A positive correlation between higher speed isokinetic knee extension peak torque, subjective knee scores and three hop tests has been reported64. Hop testing is widely accepted as a good measure for functional outcome but its current limitation is that we only evaluate limb symmetry index which is a quantitative measure comparing distance (or time) recorded during testing of involved and uninvolved limb65 and does not reflect altered movement strategies. Landing technique, foot placement, knee positioning, pelvic stability and hip-knee-ankle flexion moments might give us more information to separate patients who have acquired alterations in movement patterns from those who have truly recovered normal movement strategies. When we add these parameters to the equation, hop testing might be a stronger predictor of good functional outcome and could provide additional guidance towards more effective rehabilitation techniques66. More work is needed to establish easy and valid ways to assess aforementioned parameters and to confirm their individual significance on normal movement patterns and dynamic stability.
Although gap-analysis of the current literature was not the primary intention of this review, some fields have been identified to be potentially interesting topics for further research. Weight-bearing and range of motion restrictions in case of meniscal involvement, timing or criteria to start OKC quadriceps and psychological factors could have a significant impact on the final result, but need to be explored more in-depth. Hop testing has shown some predictive value but more investigation into quality of movement during this particular testing is required.

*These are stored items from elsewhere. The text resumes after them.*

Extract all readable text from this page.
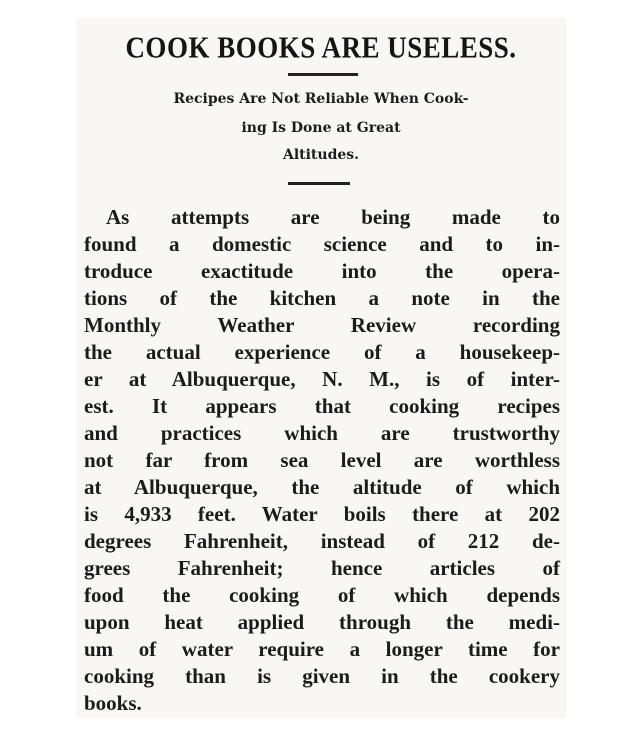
COOK BOOKS ARE USELESS.
Recipes Are Not Reliable When Cook-
ing Is Done at Great
Altitudes.
As attempts are being made to
found a domestic science and to in-
troduce exactitude into the opera-
tions of the kitchen a note in the
Monthly Weather Review recording
the actual experience of a housekeep-
er at Albuquerque, N. M., is of inter-
est. It appears that cooking recipes
and practices which are trustworthy
not far from sea level are worthless
at Albuquerque, the altitude of which
is 4,933 feet. Water boils there at 202
degrees Fahrenheit, instead of 212 de-
grees Fahrenheit; hence articles of
food the cooking of which depends
upon heat applied through the medi-
um of water require a longer time for
cooking than is given in the cookery
books.
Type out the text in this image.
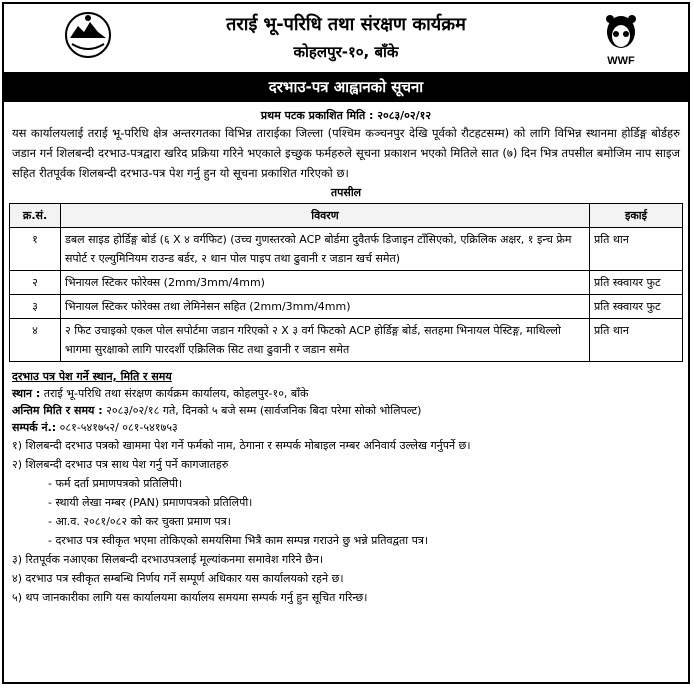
तराई भू-परिधि तथा संरक्षण कार्यक्रम
कोहलपुर-१०, बाँके	WWF
दरभाउ-पत्र आह्वानको सूचना
प्रथम पटक प्रकाशित मिति : २०८३/०२/१२
यस कार्यालयलाई तराई भू-परिधि क्षेत्र अन्तरगतका विभिन्न ताराईका जिल्ला (पश्चिम कञ्चनपुर देखि पूर्वको रौटहटसम्म) को लागि विभिन्न स्थानमा होर्डिङ्ग बोर्डहरु जडान गर्न शिलबन्दी दरभाउ-पत्रद्वारा खरिद प्रक्रिया गरिने भएकाले इच्छुक फर्महरुले सूचना प्रकाशन भएको मितिले सात (७) दिन भित्र तपसील बमोजिम नाप साइज सहित रीतपूर्वक शिलबन्दी दरभाउ-पत्र पेश गर्नु हुन यो सूचना प्रकाशित गरिएको छ।
तपसील
क्र.सं.	विवरण	इकाई
१	डबल साइड होर्डिङ्ग बोर्ड (६ X ४ वर्गफिट) (उच्च गुणस्तरको ACP बोर्डमा दुवैतर्फ डिजाइन टाँसिएको, एक्रिलिक अक्षर, १ इन्च फ्रेम सपोर्ट र एल्युमिनियम राउन्ड बर्डर, २ थान पोल पाइप तथा ढुवानी र जडान खर्च समेत)	प्रति थान
२	भिनायल स्टिकर फोरेक्स (2mm/3mm/4mm)	प्रति स्क्वायर फुट
३	भिनायल स्टिकर फोरेक्स तथा लेमिनेसन सहित (2mm/3mm/4mm)	प्रति स्क्वायर फुट
४	२ फिट उचाइको एकल पोल सपोर्टमा जडान गरिएको २ X ३ वर्ग फिटको ACP होर्डिङ्ग बोर्ड, सतहमा भिनायल पेस्टिङ्ग, माथिल्लो भागमा सुरक्षाको लागि पारदर्शी एक्रिलिक सिट तथा ढुवानी र जडान समेत	प्रति थान
दरभाउ पत्र पेश गर्ने स्थान, मिति र समय
स्थान : तराई भू-परिधि तथा संरक्षण कार्यक्रम कार्यालय, कोहलपुर-१०, बाँके
अन्तिम मिति र समय : २०८३/०२/१८ गते, दिनको ५ बजे सम्म (सार्वजनिक बिदा परेमा सोको भोलिपल्ट)
सम्पर्क नं.: ०८१-५४१७५२/ ०८१-५४१७५३
१) शिलबन्दी दरभाउ पत्रको खाममा पेश गर्ने फर्मको नाम, ठेगाना र सम्पर्क मोबाइल नम्बर अनिवार्य उल्लेख गर्नुपर्ने छ।
२) शिलबन्दी दरभाउ पत्र साथ पेश गर्नु पर्ने कागजातहरु
- फर्म दर्ता प्रमाणपत्रको प्रतिलिपी।
- स्थायी लेखा नम्बर (PAN) प्रमाणपत्रको प्रतिलिपी।
- आ.व. २०८१/०८२ को कर चुक्ता प्रमाण पत्र।
- दरभाउ पत्र स्वीकृत भएमा तोकिएको समयसिमा भित्रै काम सम्पन्न गराउने छु भन्ने प्रतिवद्वता पत्र।
३) रितपूर्वक नआएका सिलबन्दी दरभाउपत्रलाई मूल्यांकनमा समावेश गरिने छैन।
४) दरभाउ पत्र स्वीकृत सम्बन्धि निर्णय गर्ने सम्पूर्ण अधिकार यस कार्यालयको रहने छ।
५) थप जानकारीका लागि यस कार्यालयमा कार्यालय समयमा सम्पर्क गर्नु हुन सूचित गरिन्छ।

To date, a wide variety of predictive and prognostic parameters have been well-documented. They provide us with good tools to inform our patients regarding expected outcomes, but also help us to identify patients at risk in certain aspects. Appropriate intervention at this stage is warranted and seems to be spread out over different fields of expertise. A multidisciplinary approach should be the backbone in any given rehabilitation process, but even more so in a long-term intervention such as ACL-reconstruction. Decision-making and progression monitoring should be based on a perfect communication between surgeon, physician, physiotherapist, sports-rehabilitator, fitness-coach, dietician, psychologist, team medical staff and any other discipline involved. When accounting for all aforementioned factors and decision-making models, we can expect to have optimal outcomes minimising complications.